Sebastian Turbyfield

Personal information
- Full name: Sebastian Guy Turbyfield
- Date of birth: 19 December 2002 (age 23)
- Height: 1.87 m (6 ft 2 in)
- Position: Goalkeeper

Team information
- Current team: Palm Beach Flames
- Number: 1

Senior career*
- Years: Team / Apps / (Gls)
- 2018–2019: Beaches
- 2019–2020: Charlton Rovers / 4 / (0)
- 2020–2022: Academy Eagles
- 2022–2023: SWA Sharks
- 2023–2024: Academy Eagles
- 2024–: Palm Beach Flames / 18 / (0)

International career^{‡}
- 2021–: Turks and Caicos Islands / 13 / (0)

= Sebastian Turbyfield =

Turks and Caicos Islander footballer (born 2002)

Sebastian Turbyfield (born 19 December 2002) is a Turks and Caicos Islander association footballer who currently plays for UPSL club Palm Beach Flames and the Turks and Caicos Islands national team.

==Club career==
As a youth, Turbyfield played for All Stars FC in the Sailrock Boys Under-12 competition. He later played for his school team at the Ashcroft School. In 2013, the team reached the quarter-final of the TCIFA Interschool Tournament.

For the 2019/2020 season, Turbyfield played for Charlton Rovers AFC in the Cheltenham Association Football League. He made four appearances for the club that season.

He was part of the SWA Sharks team that competed in the 2023 CONCACAF Caribbean Shield.
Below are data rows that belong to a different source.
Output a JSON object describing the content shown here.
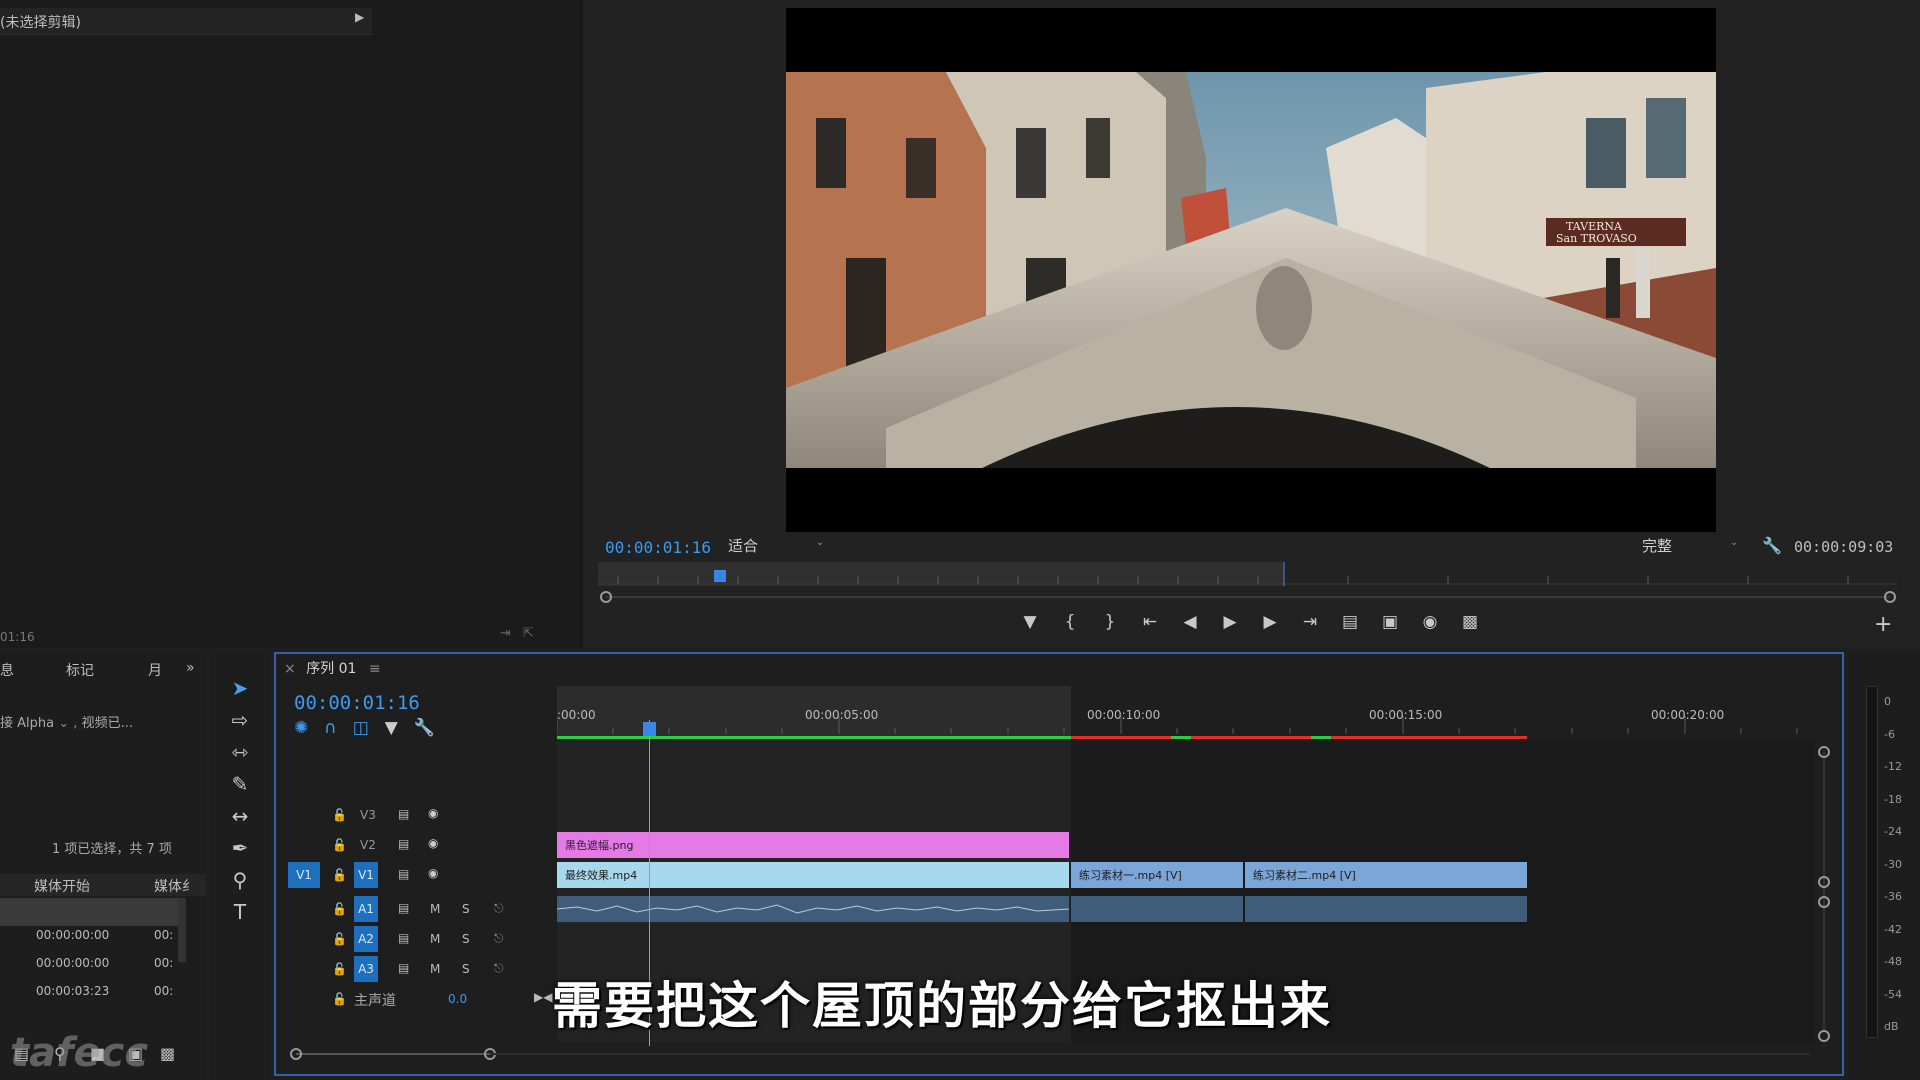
{
  "source_monitor": {
    "title": "(未选择剪辑)",
    "timecode": "01:16"
  },
  "program_monitor": {
    "timecode": "00:00:01:16",
    "fit_label": "适合",
    "quality_label": "完整",
    "duration": "00:00:09:03",
    "video_sign_1": "TAVERNA",
    "video_sign_2": "San TROVASO"
  },
  "project_panel": {
    "tabs": [
      "息",
      "标记",
      "月"
    ],
    "more": "»",
    "sub_label": "接 Alpha",
    "sub_label2": "视频已...",
    "count": "1 项已选择，共 7 项",
    "columns": [
      "媒体开始",
      "媒体纟"
    ],
    "rows": [
      {
        "start": "00:00:00:00",
        "end": "00:"
      },
      {
        "start": "00:00:00:00",
        "end": "00:"
      },
      {
        "start": "00:00:03:23",
        "end": "00:"
      }
    ]
  },
  "timeline": {
    "sequence_tab": "序列 01",
    "timecode": "00:00:01:16",
    "ruler_labels": [
      ":00:00",
      "00:00:05:00",
      "00:00:10:00",
      "00:00:15:00",
      "00:00:20:00"
    ],
    "tracks": {
      "v3": "V3",
      "v2": "V2",
      "v1": "V1",
      "v1_source": "V1",
      "a1": "A1",
      "a2": "A2",
      "a3": "A3",
      "master": "主声道",
      "master_value": "0.0"
    },
    "clips": {
      "v2_clip": "黑色遮幅.png",
      "v1_clip1": "最终效果.mp4",
      "v1_clip2": "练习素材一.mp4 [V]",
      "v1_clip3": "练习素材二.mp4 [V]"
    },
    "mute": "M",
    "solo": "S"
  },
  "meter": {
    "labels": [
      "0",
      "-6",
      "-12",
      "-18",
      "-24",
      "-30",
      "-36",
      "-42",
      "-48",
      "-54",
      "dB"
    ]
  },
  "subtitle": "需要把这个屋顶的部分给它抠出来",
  "watermark": "tafecc",
  "colors": {
    "accent": "#3a9bf0",
    "v2_clip": "#e47be4",
    "v1_clip": "#a6d8ee",
    "v1_clip_b": "#7aa6d8",
    "audio_clip": "#3f5c7a"
  }
}
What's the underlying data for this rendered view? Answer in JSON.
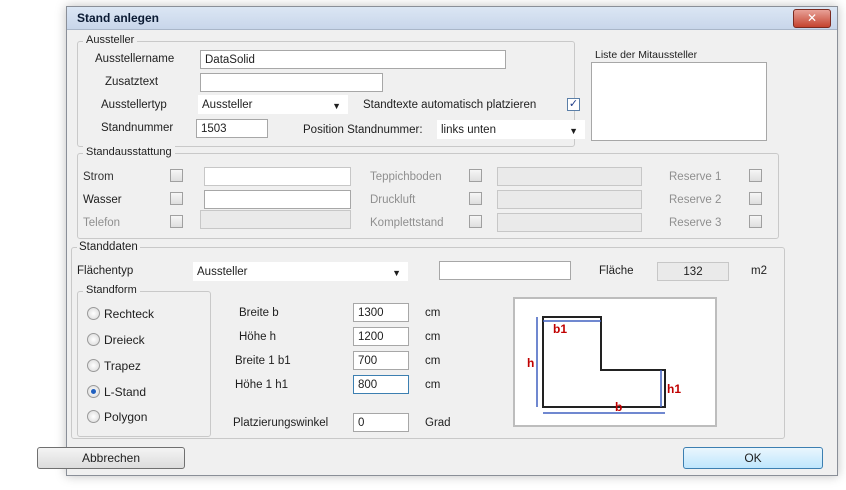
{
  "window": {
    "title": "Stand anlegen",
    "close_glyph": "✕"
  },
  "aussteller": {
    "group_label": "Aussteller",
    "name_label": "Ausstellername",
    "name_value": "DataSolid",
    "zusatz_label": "Zusatztext",
    "zusatz_value": "",
    "typ_label": "Ausstellertyp",
    "typ_value": "Aussteller",
    "auto_label": "Standtexte automatisch platzieren",
    "auto_checked": true,
    "standnr_label": "Standnummer",
    "standnr_value": "1503",
    "pos_label": "Position Standnummer:",
    "pos_value": "links unten",
    "list_label": "Liste der Mitaussteller"
  },
  "ausstattung": {
    "group_label": "Standausstattung",
    "left": [
      "Strom",
      "Wasser",
      "Telefon"
    ],
    "middle": [
      "Teppichboden",
      "Druckluft",
      "Komplettstand"
    ],
    "right": [
      "Reserve 1",
      "Reserve 2",
      "Reserve 3"
    ]
  },
  "standdaten": {
    "group_label": "Standdaten",
    "flaechentyp_label": "Flächentyp",
    "flaechentyp_value": "Aussteller",
    "flaeche_label": "Fläche",
    "flaeche_value": "132",
    "flaeche_unit": "m2",
    "standform_label": "Standform",
    "forms": [
      "Rechteck",
      "Dreieck",
      "Trapez",
      "L-Stand",
      "Polygon"
    ],
    "selected_form": "L-Stand",
    "dims": [
      {
        "label": "Breite b",
        "value": "1300",
        "unit": "cm"
      },
      {
        "label": "Höhe h",
        "value": "1200",
        "unit": "cm"
      },
      {
        "label": "Breite 1 b1",
        "value": "700",
        "unit": "cm"
      },
      {
        "label": "Höhe 1 h1",
        "value": "800",
        "unit": "cm"
      }
    ],
    "winkel_label": "Platzierungswinkel",
    "winkel_value": "0",
    "winkel_unit": "Grad",
    "diagram": {
      "b": "b",
      "h": "h",
      "b1": "b1",
      "h1": "h1"
    }
  },
  "buttons": {
    "cancel": "Abbrechen",
    "ok": "OK"
  },
  "colors": {
    "dim_label": "#c00000",
    "dim_line": "#4060c0",
    "shape": "#222222"
  }
}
In 2024, Turbyfield joined Palm Beach Flames SC of the United Premier Soccer League in the United States. He was the club's starting goalkeeper in 2025 U.S. Open Cup qualification, the first edition of the U.S. Open Cup in which the club took part. Palm Springs Flames won their debut, a 2–1 victory over the USSL's Miami Soccer Academy in the Second Qualifying Round. The club was knocked out by fellow UPSL side Harbor City FC in the next round.

==International career==
Turbyfield received his first call up to the senior national team in March 2019 for a 2019–20 CONCACAF Nations League qualifying match against the British Virgin Islands. He made his senior international debut on 5 June 2021 in a 2022 FIFA World Cup qualification match against Haiti. He was later named to the 2023–24 CONCACAF Nations League C Best XI following his individual performance which helped secure a 2–2 draw with the British Virgin Islands.
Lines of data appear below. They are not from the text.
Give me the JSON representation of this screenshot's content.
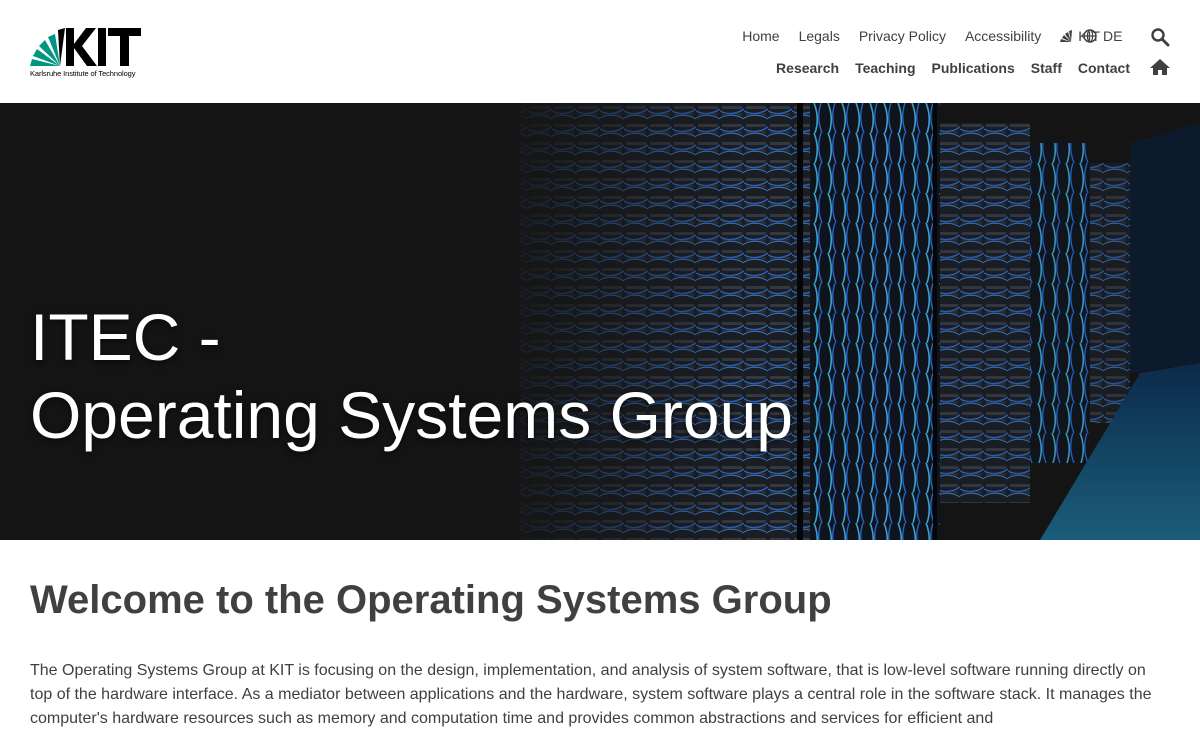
{
  "header": {
    "logo_text": "KIT",
    "logo_subtitle": "Karlsruhe Institute of Technology",
    "meta_nav": [
      {
        "label": "Home",
        "name": "meta-nav-home"
      },
      {
        "label": "Legals",
        "name": "meta-nav-legals"
      },
      {
        "label": "Privacy Policy",
        "name": "meta-nav-privacy-policy"
      },
      {
        "label": "Accessibility",
        "name": "meta-nav-accessibility"
      }
    ],
    "kit_link": "KIT",
    "language": "DE",
    "main_nav": [
      {
        "label": "Research",
        "name": "main-nav-research"
      },
      {
        "label": "Teaching",
        "name": "main-nav-teaching"
      },
      {
        "label": "Publications",
        "name": "main-nav-publications"
      },
      {
        "label": "Staff",
        "name": "main-nav-staff"
      },
      {
        "label": "Contact",
        "name": "main-nav-contact"
      }
    ]
  },
  "hero": {
    "title_line1": "ITEC -",
    "title_line2": "Operating Systems Group"
  },
  "main": {
    "heading": "Welcome to the Operating Systems Group",
    "intro": "The Operating Systems Group at KIT is focusing on the design, implementation, and analysis of system software, that is low-level software running directly on top of the hardware interface. As a mediator between applications and the hardware, system software plays a central role in the software stack. It manages the computer's hardware resources such as memory and computation time and provides common abstractions and services for efficient and"
  },
  "colors": {
    "kit_green": "#009682",
    "text": "#404040",
    "hero_bg": "#141414",
    "hero_accent": "#2a6fd6"
  },
  "icons": {
    "search": "search-icon",
    "home": "home-icon",
    "globe": "globe-icon",
    "kit_signet": "kit-signet-icon"
  }
}
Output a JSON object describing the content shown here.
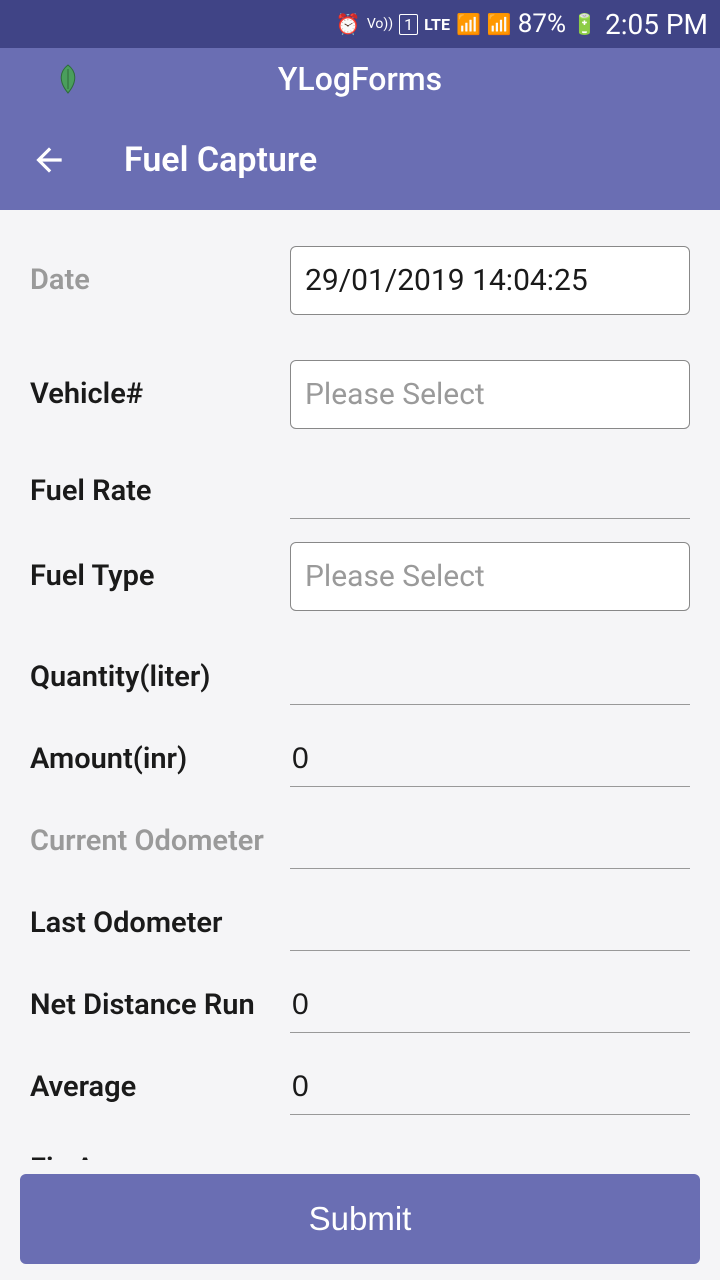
{
  "status": {
    "battery": "87%",
    "time": "2:05 PM",
    "lte": "LTE",
    "volte": "Vo))",
    "sim": "1"
  },
  "header": {
    "app_title": "YLogForms",
    "page_title": "Fuel Capture"
  },
  "form": {
    "date": {
      "label": "Date",
      "value": "29/01/2019 14:04:25"
    },
    "vehicle": {
      "label": "Vehicle#",
      "placeholder": "Please Select"
    },
    "fuel_rate": {
      "label": "Fuel Rate",
      "value": ""
    },
    "fuel_type": {
      "label": "Fuel Type",
      "placeholder": "Please Select"
    },
    "quantity": {
      "label": "Quantity(liter)",
      "value": ""
    },
    "amount": {
      "label": "Amount(inr)",
      "value": "0"
    },
    "current_odo": {
      "label": "Current Odometer",
      "value": ""
    },
    "last_odo": {
      "label": "Last Odometer",
      "value": ""
    },
    "net_distance": {
      "label": "Net Distance Run",
      "value": "0"
    },
    "average": {
      "label": "Average",
      "value": "0"
    },
    "fix_average": {
      "label": "Fix Average",
      "value": ""
    }
  },
  "submit_label": "Submit"
}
===International career statistics===

Turks and Caicos national team
| 2021 | 1 | 0 |
| 2022 | 3 | 0 |
| 2023 | 6 | 0 |
| 2024 | 3 | 0 |
| Total | 13 | 0 |

==Other sports==
Turbyfield is also a member of the Turks and Caicos Islands national beach soccer team. He was part of the squad that competed in the 2023 CONCACAF Beach Soccer Championship. As a member of the Turks and Caicos Islands national rugby sevens team, Turbyfield played in the 2021 RAN Sevens. He then returned to the squad for the 2022 edition of the tournament.